Unfortunately Yasmina was not very articulate about explaining why my comment made her feel bad. She didn’t actually use the words “charity case” (someone else used those words when I told the story to him), but she said, “you would not be living the lifestyle you live if you weren’t married to someone who already owns a house and earns a good living.” (Yasmina is single, by the way.) She is absolutely right, and for that I feel very lucky indeed. I don’t feel like a “charity case.” But, she used my situation to illustrate how she felt. Apparently my comment made her defensive, as though she had to justify buying a used car rather than a new one, or that she has to rely on friends to provide her with items that are expensive by giving her a “deal.”
anyhow, I did apologize profusely for having hurt her feelings. I didn’t apologize for making the comment, because I did not then and still do not feel that the comment itself was hurtful. What was hurtful was Yasmina’s interpretation of the comment. At the time, I was careful not to try and defend myself too vigorously, because I know that trying to justify your motives for doing something that hurts someone else is not a good apology, as in the Paris Hilton example. and yet, here I am, years after this exchange took place, still feeling resentful that I didn’t have an opportunity to defend my intentions, which were good.
So my question is, what do you do when you say or do something that is interpreted by another person as hurtful, when you didn’t mean it that way? It’s obvious that you must try to understand where the hurt person is coming from, and have empathy for them even if you didn’t mean what you said or did in the way they interpreted it, and apologize for having said/done something that caused the hurt person pain. But is that it? Don’t you get to set the record straight and explain your motivations so the person will understand that you were not trying hurt them, or even think of them in a hurtful way?
Yes, you get to set the record straight. That’s usually better for everyone — if it really gets straight.
You hurt Yasmina’s feelings when she thought you were calling her a charity case – someone whose pitiful state makes other people do her favors. And she hurt your feelings by saying you thought and (more or less) said that she was a charity case.
But which view would Yasmina prefer: that you called her a charity case and now you’re sorry, or that you didn’t call her a charity case, but you expressed yourself badly – and you’re sorry for that? Clarity is good.
You’re right that trying to justify yourself can go wrong. So you have to be careful. If you insist that no one else would have interpreted your remarks the way she did (and so the fault is hers), that’s not going to help.

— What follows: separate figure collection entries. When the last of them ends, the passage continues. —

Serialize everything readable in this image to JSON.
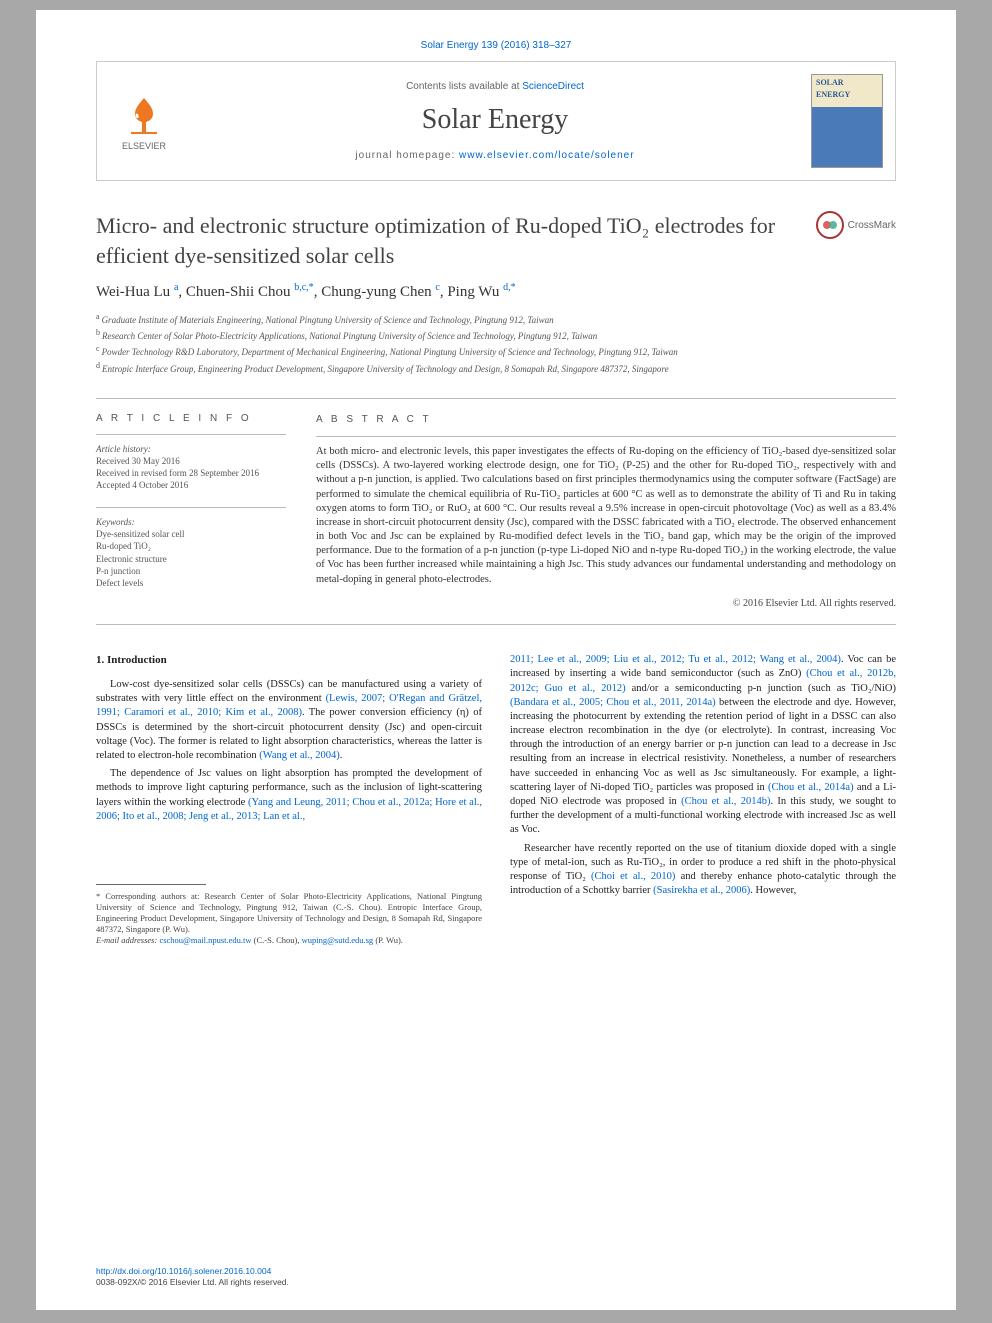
{
  "citation": "Solar Energy 139 (2016) 318–327",
  "header": {
    "contents_prefix": "Contents lists available at ",
    "contents_link": "ScienceDirect",
    "journal": "Solar Energy",
    "homepage_prefix": "journal homepage: ",
    "homepage_url": "www.elsevier.com/locate/solener",
    "publisher": "ELSEVIER",
    "cover_top1": "SOLAR",
    "cover_top2": "ENERGY"
  },
  "title": "Micro- and electronic structure optimization of Ru-doped TiO₂ electrodes for efficient dye-sensitized solar cells",
  "crossmark": "CrossMark",
  "authors_html": "Wei-Hua Lu <sup>a</sup>, Chuen-Shii Chou <sup>b,c,*</sup>, Chung-yung Chen <sup>c</sup>, Ping Wu <sup>d,*</sup>",
  "affiliations": {
    "a": "Graduate Institute of Materials Engineering, National Pingtung University of Science and Technology, Pingtung 912, Taiwan",
    "b": "Research Center of Solar Photo-Electricity Applications, National Pingtung University of Science and Technology, Pingtung 912, Taiwan",
    "c": "Powder Technology R&D Laboratory, Department of Mechanical Engineering, National Pingtung University of Science and Technology, Pingtung 912, Taiwan",
    "d": "Entropic Interface Group, Engineering Product Development, Singapore University of Technology and Design, 8 Somapah Rd, Singapore 487372, Singapore"
  },
  "info": {
    "heading": "A R T I C L E   I N F O",
    "history_label": "Article history:",
    "history": [
      "Received 30 May 2016",
      "Received in revised form 28 September 2016",
      "Accepted 4 October 2016"
    ],
    "keywords_label": "Keywords:",
    "keywords": [
      "Dye-sensitized solar cell",
      "Ru-doped TiO₂",
      "Electronic structure",
      "P-n junction",
      "Defect levels"
    ]
  },
  "abstract": {
    "heading": "A B S T R A C T",
    "text": "At both micro- and electronic levels, this paper investigates the effects of Ru-doping on the efficiency of TiO₂-based dye-sensitized solar cells (DSSCs). A two-layered working electrode design, one for TiO₂ (P-25) and the other for Ru-doped TiO₂, respectively with and without a p-n junction, is applied. Two calculations based on first principles thermodynamics using the computer software (FactSage) are performed to simulate the chemical equilibria of Ru-TiO₂ particles at 600 °C as well as to demonstrate the ability of Ti and Ru in taking oxygen atoms to form TiO₂ or RuO₂ at 600 °C. Our results reveal a 9.5% increase in open-circuit photovoltage (Voc) as well as a 83.4% increase in short-circuit photocurrent density (Jsc), compared with the DSSC fabricated with a TiO₂ electrode. The observed enhancement in both Voc and Jsc can be explained by Ru-modified defect levels in the TiO₂ band gap, which may be the origin of the improved performance. Due to the formation of a p-n junction (p-type Li-doped NiO and n-type Ru-doped TiO₂) in the working electrode, the value of Voc has been further increased while maintaining a high Jsc. This study advances our fundamental understanding and methodology on metal-doping in general photo-electrodes.",
    "copyright": "© 2016 Elsevier Ltd. All rights reserved."
  },
  "section1": {
    "heading": "1. Introduction",
    "p1a": "Low-cost dye-sensitized solar cells (DSSCs) can be manufactured using a variety of substrates with very little effect on the environment ",
    "p1ref1": "(Lewis, 2007; O'Regan and Grätzel, 1991; Caramori et al., 2010; Kim et al., 2008)",
    "p1b": ". The power conversion efficiency (η) of DSSCs is determined by the short-circuit photocurrent density (Jsc) and open-circuit voltage (Voc). The former is related to light absorption characteristics, whereas the latter is related to electron-hole recombination ",
    "p1ref2": "(Wang et al., 2004)",
    "p1c": ".",
    "p2a": "The dependence of Jsc values on light absorption has prompted the development of methods to improve light capturing performance, such as the inclusion of light-scattering layers within the working electrode ",
    "p2ref1": "(Yang and Leung, 2011; Chou et al., 2012a; Hore et al., 2006; Ito et al., 2008; Jeng et al., 2013; Lan et al.,"
  },
  "col2": {
    "p1ref": "2011; Lee et al., 2009; Liu et al., 2012; Tu et al., 2012; Wang et al., 2004)",
    "p1a": ". Voc can be increased by inserting a wide band semiconductor (such as ZnO) ",
    "p1ref2": "(Chou et al., 2012b, 2012c; Guo et al., 2012)",
    "p1b": " and/or a semiconducting p-n junction (such as TiO₂/NiO) ",
    "p1ref3": "(Bandara et al., 2005; Chou et al., 2011, 2014a)",
    "p1c": " between the electrode and dye. However, increasing the photocurrent by extending the retention period of light in a DSSC can also increase electron recombination in the dye (or electrolyte). In contrast, increasing Voc through the introduction of an energy barrier or p-n junction can lead to a decrease in Jsc resulting from an increase in electrical resistivity. Nonetheless, a number of researchers have succeeded in enhancing Voc as well as Jsc simultaneously. For example, a light-scattering layer of Ni-doped TiO₂ particles was proposed in ",
    "p1ref4": "(Chou et al., 2014a)",
    "p1d": " and a Li-doped NiO electrode was proposed in ",
    "p1ref5": "(Chou et al., 2014b)",
    "p1e": ". In this study, we sought to further the development of a multi-functional working electrode with increased Jsc as well as Voc.",
    "p2a": "Researcher have recently reported on the use of titanium dioxide doped with a single type of metal-ion, such as Ru-TiO₂, in order to produce a red shift in the photo-physical response of TiO₂ ",
    "p2ref1": "(Choi et al., 2010)",
    "p2b": " and thereby enhance photo-catalytic through the introduction of a Schottky barrier ",
    "p2ref2": "(Sasirekha et al., 2006)",
    "p2c": ". However,"
  },
  "footnotes": {
    "corresponding": "* Corresponding authors at: Research Center of Solar Photo-Electricity Applications, National Pingtung University of Science and Technology, Pingtung 912, Taiwan (C.-S. Chou). Entropic Interface Group, Engineering Product Development, Singapore University of Technology and Design, 8 Somapah Rd, Singapore 487372, Singapore (P. Wu).",
    "email_label": "E-mail addresses:",
    "email1": "cschou@mail.npust.edu.tw",
    "email1_who": "(C.-S. Chou),",
    "email2": "wuping@sutd.edu.sg",
    "email2_who": "(P. Wu)."
  },
  "footer": {
    "doi": "http://dx.doi.org/10.1016/j.solener.2016.10.004",
    "issn": "0038-092X/© 2016 Elsevier Ltd. All rights reserved."
  },
  "colors": {
    "link": "#0066cc",
    "text": "#333333",
    "rule": "#bbbbbb",
    "orange": "#ee7722"
  }
}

“You’re lucky to have a friend who will sell you his car at a good price.” The car-seller is Yasmina’s friend, but I’m guessing that’s not why he sells his old cars at a fair price. I guess he just thinks it’s the right thing to do. Yasmina’s lucky to be his friend because he’s a good person, even if she never buys a car from him. Just like you’re lucky Yasmina is your friend (for reasons you know).
I know there’ve been times when someone thought I said something horrible, when it had never crossed my mind. (Luckily for my self-esteem, no examples come to mind.)
Sometimes when we’re trying to defend ourselves, our innocence gets in the way. We’re so vehement about our good heart that we don’t pay enough attention to the misunderstanding. “I didn’t say that! I would never say that! How can you think I would say that?!” Righteousness can make us insensitive.
Paris Hilton is hollering “I love gay people! Hugely! I support gay people! Hugely! How can you think otherwise just because I said they’re disgusting and disease-riddled?!” She should stop focusing on Paris the enormous gay-friend, and focus on Paris who actually said those things. It doesn’t really look like a case of poor word choice. (“When I said ‘disgusting’ I meant ‘delightful’ and when I said ‘most of them probably have AIDS’ I meant ‘most of them probably have three times my IQ.’”)
You didn’t say anything like that, but you’d probably both be happier if you got it straightened out.